The Flemish minister for nature, Zuhal Demir (N-VA) has introduced a local hunting ban for the rest of the season for pheasant, hare and partridge. The reason: hunters have been planting captive birds in fields to attract wild birds so they can be shot.
The practice, Demir said, is “illegal and unacceptable”. Nonetheless, it is fairly common.
The way it works is this: the hunters or their confederates breed the animal they want to hunt – depending on the area or terrain – and use the females as bait.
Then, when they reach maturity, it is a simple matter to set them out in nature, in something like a cat-carrier or a cage, and wait as their calls attract others of the same species to the area.
At that point the ‘hunters’ can fairly easily pick them off while their attention is elsewhere.
Last week inspectors from the Flemish Agency for Nature and Woodland (ANB) discovered five partridges set out in cages, intended to keep about 30 wild birds in the area around Veurne in West Flanders occupied so that hunters could kill them.
It’s not an isolated incident, and it’s not restricted to the Westhoek. At the end of August, two walkers knocked on the door of the nature centre in Oudsbergen in Limburg – at the other end of the country – carrying a box containing nine partridges, one of the centre’s workers, Sil Janssen, wrote in Het Belang Van Limburg.
The open season on partridge only opened in September, so the hunters, or rather the trappers, were well prepared.
“Most likely someone wanted to enrich his hunting grounds with some partridges. After all, the partridge hunt opens in September. And if there are no partridges, of course you cannot shoot any,” he wrote in the paper.
“Just as often happens with pheasants and wild boars, partridges are also released here and there. It’s a matter of having a surplus, otherwise nothing can be shot. But partridge shooting turns my stomach,” he admitted.
“These birds are on the red list of endangered species. And then hunters dare to claim (and pretend they believe it themselves) that shooting is important to maintain this species. I have a very difficult time with that.”

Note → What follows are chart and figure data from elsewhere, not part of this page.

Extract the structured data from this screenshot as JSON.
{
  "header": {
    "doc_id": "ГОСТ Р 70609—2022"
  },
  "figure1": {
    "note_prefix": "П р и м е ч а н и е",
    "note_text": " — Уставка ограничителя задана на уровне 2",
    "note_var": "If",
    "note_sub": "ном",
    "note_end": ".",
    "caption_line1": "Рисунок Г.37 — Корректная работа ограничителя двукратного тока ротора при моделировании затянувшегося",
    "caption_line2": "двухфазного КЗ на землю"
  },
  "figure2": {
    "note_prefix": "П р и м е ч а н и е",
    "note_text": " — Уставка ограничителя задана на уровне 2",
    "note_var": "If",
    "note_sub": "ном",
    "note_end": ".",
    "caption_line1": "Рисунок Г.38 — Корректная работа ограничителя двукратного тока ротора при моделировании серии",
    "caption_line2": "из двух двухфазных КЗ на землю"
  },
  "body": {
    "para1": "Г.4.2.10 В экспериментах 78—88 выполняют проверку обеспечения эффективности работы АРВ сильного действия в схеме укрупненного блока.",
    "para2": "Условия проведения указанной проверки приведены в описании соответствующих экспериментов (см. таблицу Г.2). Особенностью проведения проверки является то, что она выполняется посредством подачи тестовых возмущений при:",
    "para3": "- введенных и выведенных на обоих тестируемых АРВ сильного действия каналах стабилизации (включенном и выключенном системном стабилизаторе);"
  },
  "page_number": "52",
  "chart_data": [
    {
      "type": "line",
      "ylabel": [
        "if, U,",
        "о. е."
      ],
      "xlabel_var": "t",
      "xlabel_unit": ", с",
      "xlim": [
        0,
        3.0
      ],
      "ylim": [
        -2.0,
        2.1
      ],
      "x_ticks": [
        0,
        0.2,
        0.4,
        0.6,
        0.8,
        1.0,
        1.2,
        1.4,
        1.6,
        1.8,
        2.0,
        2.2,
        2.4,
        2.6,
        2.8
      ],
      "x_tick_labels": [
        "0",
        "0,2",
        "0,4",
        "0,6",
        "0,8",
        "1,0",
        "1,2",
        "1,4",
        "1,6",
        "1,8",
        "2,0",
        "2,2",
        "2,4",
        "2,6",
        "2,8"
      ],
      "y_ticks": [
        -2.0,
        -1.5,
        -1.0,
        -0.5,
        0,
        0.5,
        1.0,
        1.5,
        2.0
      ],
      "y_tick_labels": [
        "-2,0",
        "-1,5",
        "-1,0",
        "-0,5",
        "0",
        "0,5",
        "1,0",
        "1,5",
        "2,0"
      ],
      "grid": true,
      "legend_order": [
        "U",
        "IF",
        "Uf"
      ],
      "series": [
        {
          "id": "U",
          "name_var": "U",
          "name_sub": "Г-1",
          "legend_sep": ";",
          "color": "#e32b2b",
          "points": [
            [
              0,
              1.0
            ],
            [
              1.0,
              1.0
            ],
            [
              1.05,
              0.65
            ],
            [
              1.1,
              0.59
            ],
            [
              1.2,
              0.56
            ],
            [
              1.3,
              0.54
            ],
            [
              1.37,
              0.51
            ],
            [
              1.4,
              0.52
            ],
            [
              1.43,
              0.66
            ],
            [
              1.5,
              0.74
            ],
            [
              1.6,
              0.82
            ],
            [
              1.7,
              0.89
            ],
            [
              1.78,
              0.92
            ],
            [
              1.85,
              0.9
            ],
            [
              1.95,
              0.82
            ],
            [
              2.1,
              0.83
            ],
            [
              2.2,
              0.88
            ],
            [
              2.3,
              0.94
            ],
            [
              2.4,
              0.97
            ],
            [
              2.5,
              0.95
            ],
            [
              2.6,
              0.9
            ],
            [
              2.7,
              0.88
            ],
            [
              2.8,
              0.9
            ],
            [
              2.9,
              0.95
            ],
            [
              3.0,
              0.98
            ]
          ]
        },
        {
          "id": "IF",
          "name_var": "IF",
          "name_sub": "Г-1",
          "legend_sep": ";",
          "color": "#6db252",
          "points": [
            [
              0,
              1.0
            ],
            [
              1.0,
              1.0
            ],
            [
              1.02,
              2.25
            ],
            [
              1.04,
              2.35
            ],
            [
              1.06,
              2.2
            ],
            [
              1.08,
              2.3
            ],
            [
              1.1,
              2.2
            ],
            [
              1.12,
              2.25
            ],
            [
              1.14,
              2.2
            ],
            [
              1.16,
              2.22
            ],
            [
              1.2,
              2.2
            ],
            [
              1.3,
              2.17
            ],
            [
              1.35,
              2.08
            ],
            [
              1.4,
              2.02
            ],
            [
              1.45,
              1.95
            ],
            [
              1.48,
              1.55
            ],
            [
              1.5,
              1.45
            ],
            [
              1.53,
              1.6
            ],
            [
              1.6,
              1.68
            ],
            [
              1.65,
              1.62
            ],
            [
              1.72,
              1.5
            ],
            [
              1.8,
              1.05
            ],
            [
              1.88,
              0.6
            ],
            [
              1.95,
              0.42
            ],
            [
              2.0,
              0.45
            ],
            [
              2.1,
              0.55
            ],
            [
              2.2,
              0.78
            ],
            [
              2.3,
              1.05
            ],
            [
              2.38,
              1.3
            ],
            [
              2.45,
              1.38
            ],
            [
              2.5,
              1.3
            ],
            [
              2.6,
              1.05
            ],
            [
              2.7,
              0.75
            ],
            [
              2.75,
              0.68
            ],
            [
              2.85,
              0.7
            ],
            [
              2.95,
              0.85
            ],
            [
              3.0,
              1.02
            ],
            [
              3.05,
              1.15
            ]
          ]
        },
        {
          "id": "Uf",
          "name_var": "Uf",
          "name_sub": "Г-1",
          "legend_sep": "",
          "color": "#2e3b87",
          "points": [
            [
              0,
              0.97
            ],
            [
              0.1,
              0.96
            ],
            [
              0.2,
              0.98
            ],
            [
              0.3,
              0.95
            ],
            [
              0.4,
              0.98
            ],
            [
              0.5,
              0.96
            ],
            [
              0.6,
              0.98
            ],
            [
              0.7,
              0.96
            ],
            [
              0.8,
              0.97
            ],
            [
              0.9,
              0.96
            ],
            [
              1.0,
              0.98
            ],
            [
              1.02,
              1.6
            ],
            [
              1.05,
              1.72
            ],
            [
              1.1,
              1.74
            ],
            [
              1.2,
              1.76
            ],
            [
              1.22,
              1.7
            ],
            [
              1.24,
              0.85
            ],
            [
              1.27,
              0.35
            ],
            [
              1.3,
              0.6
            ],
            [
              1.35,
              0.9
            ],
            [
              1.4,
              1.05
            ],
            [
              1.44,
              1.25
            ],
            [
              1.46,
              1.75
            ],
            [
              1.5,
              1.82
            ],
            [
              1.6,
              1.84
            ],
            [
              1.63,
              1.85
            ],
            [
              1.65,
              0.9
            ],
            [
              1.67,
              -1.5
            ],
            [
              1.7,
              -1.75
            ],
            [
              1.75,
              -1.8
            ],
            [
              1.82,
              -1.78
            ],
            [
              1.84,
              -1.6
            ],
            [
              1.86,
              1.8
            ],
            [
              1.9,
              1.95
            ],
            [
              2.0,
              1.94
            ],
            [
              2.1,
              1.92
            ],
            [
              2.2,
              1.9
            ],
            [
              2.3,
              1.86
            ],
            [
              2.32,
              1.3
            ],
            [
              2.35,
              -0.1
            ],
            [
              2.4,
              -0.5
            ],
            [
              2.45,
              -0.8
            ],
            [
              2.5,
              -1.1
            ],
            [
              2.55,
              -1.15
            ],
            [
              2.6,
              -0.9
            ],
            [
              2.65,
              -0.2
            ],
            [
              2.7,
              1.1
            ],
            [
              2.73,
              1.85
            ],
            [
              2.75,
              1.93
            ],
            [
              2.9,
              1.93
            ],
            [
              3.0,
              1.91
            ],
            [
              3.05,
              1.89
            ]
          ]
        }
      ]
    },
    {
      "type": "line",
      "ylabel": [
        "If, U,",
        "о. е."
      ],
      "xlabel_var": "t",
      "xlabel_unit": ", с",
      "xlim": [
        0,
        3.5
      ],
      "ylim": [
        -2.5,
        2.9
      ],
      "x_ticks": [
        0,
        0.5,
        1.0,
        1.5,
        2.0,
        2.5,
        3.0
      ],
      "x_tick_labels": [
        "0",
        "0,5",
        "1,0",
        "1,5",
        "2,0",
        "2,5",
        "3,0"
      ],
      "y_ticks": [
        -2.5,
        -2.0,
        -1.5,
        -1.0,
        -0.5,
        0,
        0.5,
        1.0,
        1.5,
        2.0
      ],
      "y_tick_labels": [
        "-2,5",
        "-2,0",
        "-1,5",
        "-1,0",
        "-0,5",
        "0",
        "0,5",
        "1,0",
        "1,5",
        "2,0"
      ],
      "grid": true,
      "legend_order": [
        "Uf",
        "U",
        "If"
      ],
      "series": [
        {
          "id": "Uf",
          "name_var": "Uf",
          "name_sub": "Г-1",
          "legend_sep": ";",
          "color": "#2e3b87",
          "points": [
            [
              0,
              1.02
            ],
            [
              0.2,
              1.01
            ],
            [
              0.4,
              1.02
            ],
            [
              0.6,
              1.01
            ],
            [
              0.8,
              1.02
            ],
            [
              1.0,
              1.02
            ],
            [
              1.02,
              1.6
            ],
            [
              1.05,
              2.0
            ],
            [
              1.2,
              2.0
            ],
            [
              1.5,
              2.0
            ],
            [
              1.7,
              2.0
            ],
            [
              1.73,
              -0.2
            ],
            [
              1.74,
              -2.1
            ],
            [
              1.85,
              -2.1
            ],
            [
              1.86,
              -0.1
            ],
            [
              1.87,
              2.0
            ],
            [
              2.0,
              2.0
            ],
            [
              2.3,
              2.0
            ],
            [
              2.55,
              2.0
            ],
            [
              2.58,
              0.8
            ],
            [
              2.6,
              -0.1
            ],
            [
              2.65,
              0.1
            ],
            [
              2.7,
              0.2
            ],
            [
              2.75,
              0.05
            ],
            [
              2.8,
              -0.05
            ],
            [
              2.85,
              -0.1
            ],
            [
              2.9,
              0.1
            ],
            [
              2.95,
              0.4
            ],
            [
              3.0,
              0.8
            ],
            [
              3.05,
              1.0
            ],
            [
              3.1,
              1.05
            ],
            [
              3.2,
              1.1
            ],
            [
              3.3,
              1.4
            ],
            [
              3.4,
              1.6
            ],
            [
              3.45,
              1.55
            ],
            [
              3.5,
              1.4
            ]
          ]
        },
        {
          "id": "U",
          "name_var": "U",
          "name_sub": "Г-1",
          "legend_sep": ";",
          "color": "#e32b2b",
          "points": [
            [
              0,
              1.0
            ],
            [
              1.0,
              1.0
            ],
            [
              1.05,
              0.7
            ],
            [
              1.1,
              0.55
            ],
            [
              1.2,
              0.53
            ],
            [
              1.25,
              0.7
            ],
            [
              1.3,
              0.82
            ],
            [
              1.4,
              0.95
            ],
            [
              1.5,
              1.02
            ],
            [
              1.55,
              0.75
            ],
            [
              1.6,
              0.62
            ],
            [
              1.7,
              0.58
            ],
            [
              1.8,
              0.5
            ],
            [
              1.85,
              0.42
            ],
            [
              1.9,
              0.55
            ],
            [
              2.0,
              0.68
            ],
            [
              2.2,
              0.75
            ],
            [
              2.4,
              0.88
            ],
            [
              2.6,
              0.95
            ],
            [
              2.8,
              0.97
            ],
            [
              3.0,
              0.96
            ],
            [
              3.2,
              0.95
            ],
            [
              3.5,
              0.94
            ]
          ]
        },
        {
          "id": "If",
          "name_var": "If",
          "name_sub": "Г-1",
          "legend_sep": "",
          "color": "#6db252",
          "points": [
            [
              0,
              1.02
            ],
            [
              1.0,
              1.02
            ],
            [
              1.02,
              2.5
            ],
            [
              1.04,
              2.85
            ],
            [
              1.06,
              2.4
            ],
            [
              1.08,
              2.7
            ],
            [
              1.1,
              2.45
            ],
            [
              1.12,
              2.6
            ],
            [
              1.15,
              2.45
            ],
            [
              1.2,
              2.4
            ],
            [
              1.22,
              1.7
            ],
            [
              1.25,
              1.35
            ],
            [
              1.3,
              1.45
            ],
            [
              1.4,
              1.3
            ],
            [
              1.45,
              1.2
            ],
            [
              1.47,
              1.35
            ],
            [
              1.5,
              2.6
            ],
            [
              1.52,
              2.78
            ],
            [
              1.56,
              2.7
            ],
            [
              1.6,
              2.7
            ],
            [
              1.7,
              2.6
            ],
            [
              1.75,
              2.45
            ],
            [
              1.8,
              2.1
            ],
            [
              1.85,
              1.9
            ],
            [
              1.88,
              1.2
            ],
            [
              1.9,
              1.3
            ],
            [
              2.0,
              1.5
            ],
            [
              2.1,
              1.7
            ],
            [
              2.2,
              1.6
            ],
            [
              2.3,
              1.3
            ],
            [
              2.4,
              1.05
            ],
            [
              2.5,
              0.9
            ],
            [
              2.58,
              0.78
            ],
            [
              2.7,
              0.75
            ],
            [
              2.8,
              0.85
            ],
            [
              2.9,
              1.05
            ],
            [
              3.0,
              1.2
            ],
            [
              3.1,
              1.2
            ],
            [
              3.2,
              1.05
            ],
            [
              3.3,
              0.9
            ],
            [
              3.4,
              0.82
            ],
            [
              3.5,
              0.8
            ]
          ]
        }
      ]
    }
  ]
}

The new hunting ban for smaller wild species is now in force for the rest of the season in the lands around Veurne, Alveringem, Vleteren, Lo-Reninge and Poperinge.
“Our inspectors have done a great job,” Demir told the VRT.
“A criminal investigation must now be conducted to prosecute the perpetrators, but we are not going to rest on our laurels, and will go one step further. I have decided that all hunting activities for small game species of pheasant, hare and partridge in the entire are area of the game management unit is prohibited. If you don’t want to listen, you will feel the consequences. Illegal breeding and restocking of partridges is an unacceptable practice.”